Dev Nathan, an economist by training, is, Senior Visiting Fellow, Institute for Human Development, New Delhi. He is also a columnist and a regular contributor to the Economic and Political Weekly. Dr Nathan has previously co-authored Gender and Tribe: Women, Land and Forests (1991), Assessment of Rural Poverty in Asia and the Pacific (2002), edited From Tribe to Caste (1997), and co-edited Gender Relations in Forest Societies in Asia: Patriarchy at Odds (2003).

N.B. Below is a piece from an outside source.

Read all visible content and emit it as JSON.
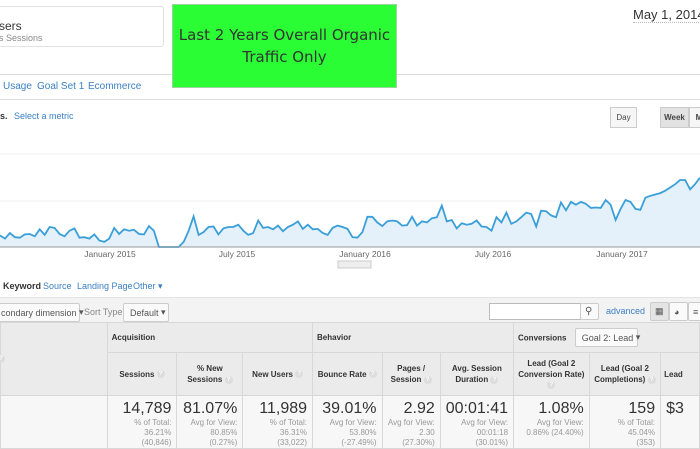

Dr Nathan frequently serves as a consultant to IFAD, Rome, several UN organizations and ICIMOD, Kathmandu, on issues of rural poverty and the development of indigenous peoples.

Govind Kelkar is Coordinator, IFAD–UNIFEM Gender Mainstreaming Programme in Asia, New Delhi, and the founding Editor of the journal Gender, Technology and Development. She has previously taught at Delhi University, the Indian Institute of Technology, Mumbai, and the Asian Institute of Technology (AIT), Bangkok, Thailand where she also founded the graduate programme in Gender and Development Studies. Dr Kelkar has previously co-authored Gender and Tribe: Women, Land and Forests (1991), and co-edited Feminist Challenges in the Information Age (2002), and Gender Relations in Forest Societies in Asia: Patriarchy at Odds (2003). Dr Kelkar is a frequent consultant to IFAD, Rome, UNIFEM, New Delhi and other UN organizations on mainstreaming gender in development besides being a keynote speaker at many related conferences.

Pierre Walter is Assistant Professor, Department of Educational Studies, University of British Columbia, Vancouver, Canada. Dr Walter’s research interests include literacy, immigrant and extension education, comparative education and policy studies, alternative education, Asian studies and gender and development. He has contributed numerous articles to leading scholarly journals, besides serving as an Assistant Editor of Gender, Technology and Development. He has co-edited Gender Relations in Forest Societies in Asia: Patriarchy at Odds (2003).